No CountryI almost missed my chance to see this movie in theatres, because life was so busy when the movie was released five weeks ago that it came and went before I had the chance. But since I first heard about it, No Country has been nominated for four Golden Globes and eighteen other awards, and has gone on to win another twenty-nine awards in the process. So, my local multiplex had good reason to bring it back over Christmas and, in a fit of excitement, I ran out to see it last night.

I always keep an eye on what the Coen brothers are working on. (Right now, for example, they’re post-producing Burn After Reading and pre-producing A Serious Man.) I’m a huge fan of their work: Raising Arizona, Fargo, O Brother, even Ladykillers, and No Country fits right into the Coen library. As Andrew Wright says, “Five minutes in, it already feels like a classic.”

Like many of the others, it both honours and satirises the region of the United States in which its story takes place, in this instance 1980 Texas near the border with Mexico, complete with exaggerated accents, landscape and dress codes. This gives it a certain ‘feel’. Like the others, it’s violent and contains darkly comic themes with a kind of mythology undergirding the story. Like the others it involves criminality, greed, misunderstanding, the downtrodden, the “unstoppable evil” and the depiction of a tragic American life.

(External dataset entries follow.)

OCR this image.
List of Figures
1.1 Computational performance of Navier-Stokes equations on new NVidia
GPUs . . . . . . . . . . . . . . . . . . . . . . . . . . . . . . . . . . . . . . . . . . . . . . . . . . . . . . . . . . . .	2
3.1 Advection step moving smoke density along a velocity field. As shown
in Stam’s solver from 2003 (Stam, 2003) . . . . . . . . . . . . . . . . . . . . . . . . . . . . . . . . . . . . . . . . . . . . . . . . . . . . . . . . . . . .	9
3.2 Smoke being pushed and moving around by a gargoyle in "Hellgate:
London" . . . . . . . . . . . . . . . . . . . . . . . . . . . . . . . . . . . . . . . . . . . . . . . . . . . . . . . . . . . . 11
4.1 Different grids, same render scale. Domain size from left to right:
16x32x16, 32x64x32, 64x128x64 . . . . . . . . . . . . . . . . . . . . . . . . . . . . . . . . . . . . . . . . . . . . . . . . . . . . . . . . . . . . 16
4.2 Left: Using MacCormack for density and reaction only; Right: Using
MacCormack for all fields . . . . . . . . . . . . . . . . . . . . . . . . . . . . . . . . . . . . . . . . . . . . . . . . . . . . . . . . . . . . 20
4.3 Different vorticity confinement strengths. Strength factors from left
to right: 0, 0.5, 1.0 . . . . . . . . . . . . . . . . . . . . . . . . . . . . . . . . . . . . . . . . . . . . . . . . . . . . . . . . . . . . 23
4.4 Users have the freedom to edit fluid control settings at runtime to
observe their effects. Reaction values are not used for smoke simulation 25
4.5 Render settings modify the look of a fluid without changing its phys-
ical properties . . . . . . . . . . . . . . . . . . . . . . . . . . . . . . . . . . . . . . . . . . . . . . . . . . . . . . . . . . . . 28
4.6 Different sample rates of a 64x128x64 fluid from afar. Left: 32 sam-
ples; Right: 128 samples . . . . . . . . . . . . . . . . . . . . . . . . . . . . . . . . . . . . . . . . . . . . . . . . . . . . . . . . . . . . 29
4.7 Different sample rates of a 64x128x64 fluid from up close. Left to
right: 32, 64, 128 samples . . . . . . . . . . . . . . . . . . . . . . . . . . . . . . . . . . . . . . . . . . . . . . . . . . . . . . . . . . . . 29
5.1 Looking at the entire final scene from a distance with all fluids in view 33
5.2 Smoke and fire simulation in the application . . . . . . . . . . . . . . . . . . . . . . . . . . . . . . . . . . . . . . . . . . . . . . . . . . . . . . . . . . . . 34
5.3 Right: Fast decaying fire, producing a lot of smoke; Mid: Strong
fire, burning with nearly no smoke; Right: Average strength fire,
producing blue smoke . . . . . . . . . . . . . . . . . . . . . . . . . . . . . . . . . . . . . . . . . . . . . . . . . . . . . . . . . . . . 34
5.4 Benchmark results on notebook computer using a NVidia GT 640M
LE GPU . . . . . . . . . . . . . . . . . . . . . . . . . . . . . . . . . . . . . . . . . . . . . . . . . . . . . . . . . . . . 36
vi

Like the others, it’s somewhat stylised and intentionally ‘brands the mind’ with a particular feature or idiosyncrasy: in this case what the woodchipper was to Fargo, so a ‘captive bolt pistol’ is to No Country.

Cow gunI’d best explain this last point. Indeed it’s been amusing to see the critics try to do so. A ‘captive bolt pistol’ is a device used in the slaughter of cattle and other livestock. In the film, it looks like an oxygen tank that someone may carry around to breathe from, but instead of a mask at the end of its hose, it has a metal valve on the end which contains a sharp, spring-loaded bolt at its tip. When the lever is pressed, the compressed air rushes from the tank through the hose and jolts the bolt forward into the brain of whichever animal is being slaughtered. The villain in No Country doesn’t use it for livestock, of course. He uses it in conjunction with a sawn-off shotgun with a shiny steel silencer on the end, making both his weapons items which most filmgoers won’t have seen before. These weapons will be icons of cinema in coming years if this movie becomes a classic; whenever anybody mentions No Country For Old Men people will say, ‘Oh, the movie with the air weapon and the silencer shotgun.’ (Perhaps by that stage the Brady Campaign will have tried to ban captive bolt pistols on the basis that people may use them to commit crimes? Or if they haven’t, PETA may have done it for them.)

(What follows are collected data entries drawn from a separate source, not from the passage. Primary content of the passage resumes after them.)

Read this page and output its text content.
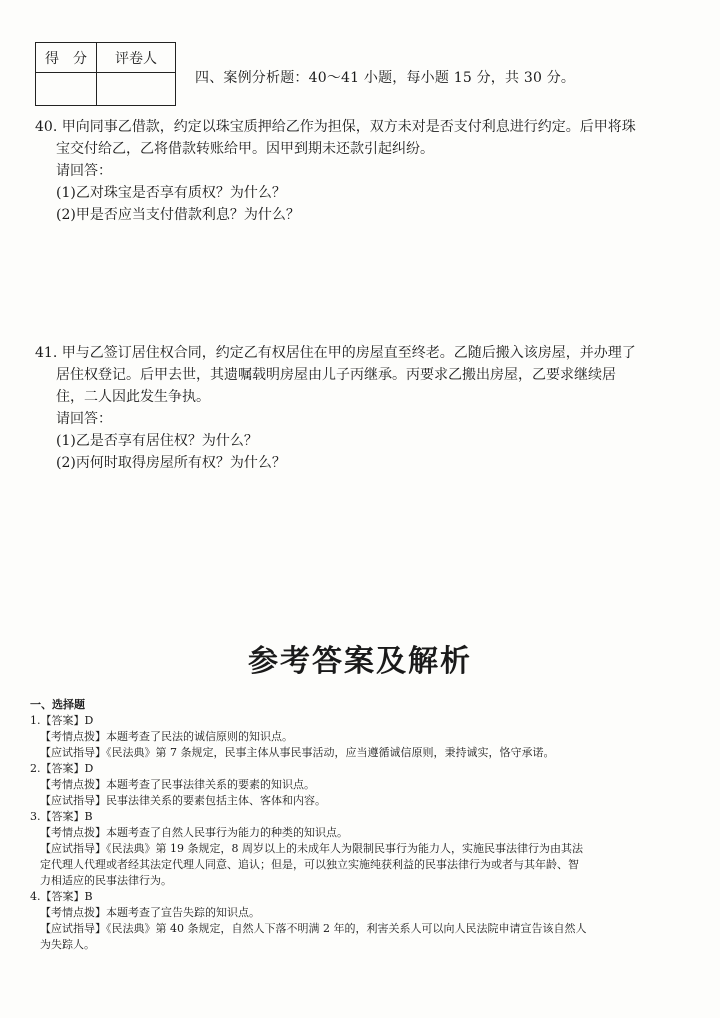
得　分	评卷人

四、案例分析题：40～41 小题，每小题 15 分，共 30 分。
40. 甲向同事乙借款，约定以珠宝质押给乙作为担保，双方未对是否支付利息进行约定。后甲将珠
宝交付给乙，乙将借款转账给甲。因甲到期未还款引起纠纷。
请回答：
(1)乙对珠宝是否享有质权？为什么？
(2)甲是否应当支付借款利息？为什么？
41. 甲与乙签订居住权合同，约定乙有权居住在甲的房屋直至终老。乙随后搬入该房屋，并办理了
居住权登记。后甲去世，其遗嘱载明房屋由儿子丙继承。丙要求乙搬出房屋，乙要求继续居
住，二人因此发生争执。
请回答：
(1)乙是否享有居住权？为什么？
(2)丙何时取得房屋所有权？为什么？
参考答案及解析
一、选择题
1.【答案】D
【考情点拨】本题考查了民法的诚信原则的知识点。
【应试指导】《民法典》第 7 条规定，民事主体从事民事活动，应当遵循诚信原则，秉持诚实，恪守承诺。
2.【答案】D
【考情点拨】本题考查了民事法律关系的要素的知识点。
【应试指导】民事法律关系的要素包括主体、客体和内容。
3.【答案】B
【考情点拨】本题考查了自然人民事行为能力的种类的知识点。
【应试指导】《民法典》第 19 条规定，8 周岁以上的未成年人为限制民事行为能力人，实施民事法律行为由其法
定代理人代理或者经其法定代理人同意、追认；但是，可以独立实施纯获利益的民事法律行为或者与其年龄、智
力相适应的民事法律行为。
4.【答案】B
【考情点拨】本题考查了宣告失踪的知识点。
【应试指导】《民法典》第 40 条规定，自然人下落不明满 2 年的，利害关系人可以向人民法院申请宣告该自然人
为失踪人。
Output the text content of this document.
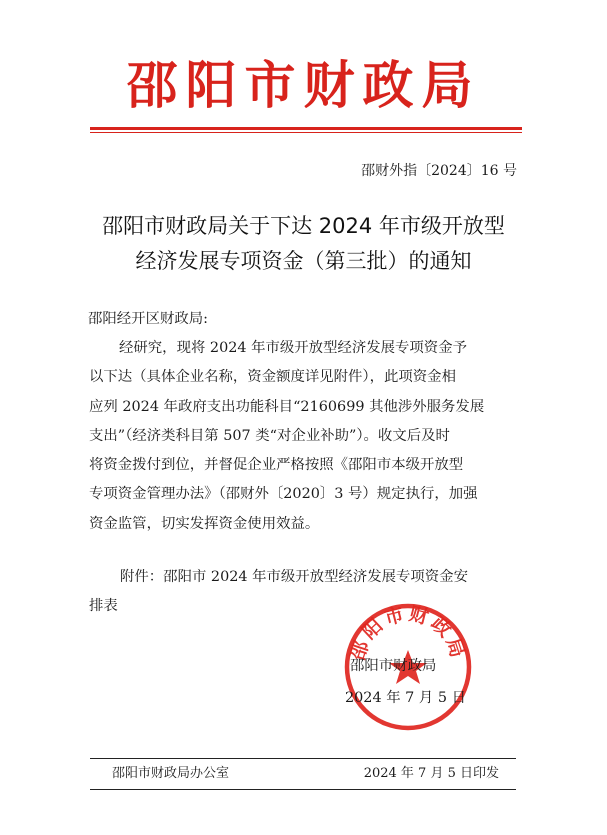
邵阳市财政局
邵财外指〔2024〕16 号
邵阳市财政局关于下达 2024 年市级开放型
经济发展专项资金（第三批）的通知
邵阳经开区财政局:
经研究，现将 2024 年市级开放型经济发展专项资金予
以下达（具体企业名称，资金额度详见附件），此项资金相
应列 2024 年政府支出功能科目“2160699 其他涉外服务发展
支出”（经济类科目第 507 类“对企业补助”）。收文后及时
将资金拨付到位，并督促企业严格按照《邵阳市本级开放型
专项资金管理办法》（邵财外〔2020〕3 号）规定执行，加强
资金监管，切实发挥资金使用效益。
附件：邵阳市 2024 年市级开放型经济发展专项资金安
排表
邵阳市财政局
邵阳市财政局
2024 年 7 月 5 日
邵阳市财政局办公室	2024 年 7 月 5 日印发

But it is the guy who wields those weapons that you’ll remember most. He has already been described as “one of the most inexplicably frightening figures in cinematic history”. I can’t disagree. He’s quietly ominous, and the star of the show. And the show is great. The Coens are on form, the story compelling, the landscape bleak, the psycho with the cattle killer menacing and insanely threatening, and Tommy Lee Jones wonderful as the county sheriff. It’s a strange world that these characters occupy, and I’m sure it bears some resemblance to how a group of strange, unsavoury Texans may have lived in 1980.

One other thing: there’s very little music, which makes the film all the more unsettling and surreal. You might be forgiven for thinking that the score would be important in this movie. After all, O Brother Where Art Thou? was one of the only films whose soundtrack made more money than the movie did. But it just isn’t Coen-like to let the details of such prior success interfere in their current artistic endeavours. Subtlety rules the soundtrack: atmosphere, white noise and effects, rather than music. This adds to the realism, enhances the ominousness, punctuates the story, intensifies the general unease with which the plot is presented. And the ‘captive bolt pistol’ sounds fantastic.

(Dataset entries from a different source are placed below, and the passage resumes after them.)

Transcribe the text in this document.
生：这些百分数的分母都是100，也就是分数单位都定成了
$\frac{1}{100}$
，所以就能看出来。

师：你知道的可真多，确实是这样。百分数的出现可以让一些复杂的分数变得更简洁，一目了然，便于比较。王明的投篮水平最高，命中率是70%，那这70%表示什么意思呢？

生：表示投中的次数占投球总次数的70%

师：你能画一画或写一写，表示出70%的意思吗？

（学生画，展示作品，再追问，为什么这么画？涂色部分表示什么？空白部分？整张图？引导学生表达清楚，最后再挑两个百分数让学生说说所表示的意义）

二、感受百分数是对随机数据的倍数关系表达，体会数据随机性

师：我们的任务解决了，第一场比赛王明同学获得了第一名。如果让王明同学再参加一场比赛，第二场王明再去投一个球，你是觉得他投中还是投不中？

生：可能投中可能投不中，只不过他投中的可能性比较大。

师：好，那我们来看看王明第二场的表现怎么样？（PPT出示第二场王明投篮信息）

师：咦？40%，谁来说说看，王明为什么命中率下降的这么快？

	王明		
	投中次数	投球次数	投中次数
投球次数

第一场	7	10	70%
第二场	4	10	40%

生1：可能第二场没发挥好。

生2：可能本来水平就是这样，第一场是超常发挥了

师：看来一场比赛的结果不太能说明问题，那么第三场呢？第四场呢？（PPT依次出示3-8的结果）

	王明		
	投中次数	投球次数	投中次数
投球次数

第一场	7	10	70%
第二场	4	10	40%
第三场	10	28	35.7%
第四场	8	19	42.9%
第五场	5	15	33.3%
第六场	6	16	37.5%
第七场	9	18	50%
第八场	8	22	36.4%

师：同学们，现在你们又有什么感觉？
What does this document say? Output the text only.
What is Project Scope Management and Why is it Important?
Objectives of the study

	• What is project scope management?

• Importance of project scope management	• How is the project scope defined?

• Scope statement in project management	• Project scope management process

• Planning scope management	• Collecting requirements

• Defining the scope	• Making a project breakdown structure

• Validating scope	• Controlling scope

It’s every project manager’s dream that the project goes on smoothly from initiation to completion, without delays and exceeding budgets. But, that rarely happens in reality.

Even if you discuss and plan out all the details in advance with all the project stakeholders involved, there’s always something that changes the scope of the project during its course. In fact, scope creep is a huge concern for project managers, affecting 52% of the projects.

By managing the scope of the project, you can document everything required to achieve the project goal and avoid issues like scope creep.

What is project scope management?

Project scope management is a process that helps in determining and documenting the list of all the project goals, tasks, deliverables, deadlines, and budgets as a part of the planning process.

Finally, let me share with you the scene that made the most marked impression on me. It’s when the psycho bad guy walks into a small, old-fashioned gas station convenience store in the middle of nowhere, to the instant discomfort of the gentleman behind the counter. The dialogue is riveting, and the ambience electric. When our villain tosses a coin and asks the owner to ‘call’, the entire audience knows without a shadow of a doubt that he’s a nuclear bomb that can be triggered inadvertently at any moment by the slightest chemical change within his brain, and that the answer the gentleman gives – ‘heads’ or ‘tails’ – will either save his life or kill him instantly in a radioactive wrath of rationalised principle (perhaps by cow gun). Yet the conversation is civil, and consistent, and almost completely incomprehensible. It’s brilliant.

There are a lot of reviews of this film. One of the best amateur discussions of No Country is by Pete-230 on IMDB: “Strongest examination of evil since Silence of the Lambs.” And that’s what it is: an examination of evil, with strong symbolic and mythological undertones. Recommended.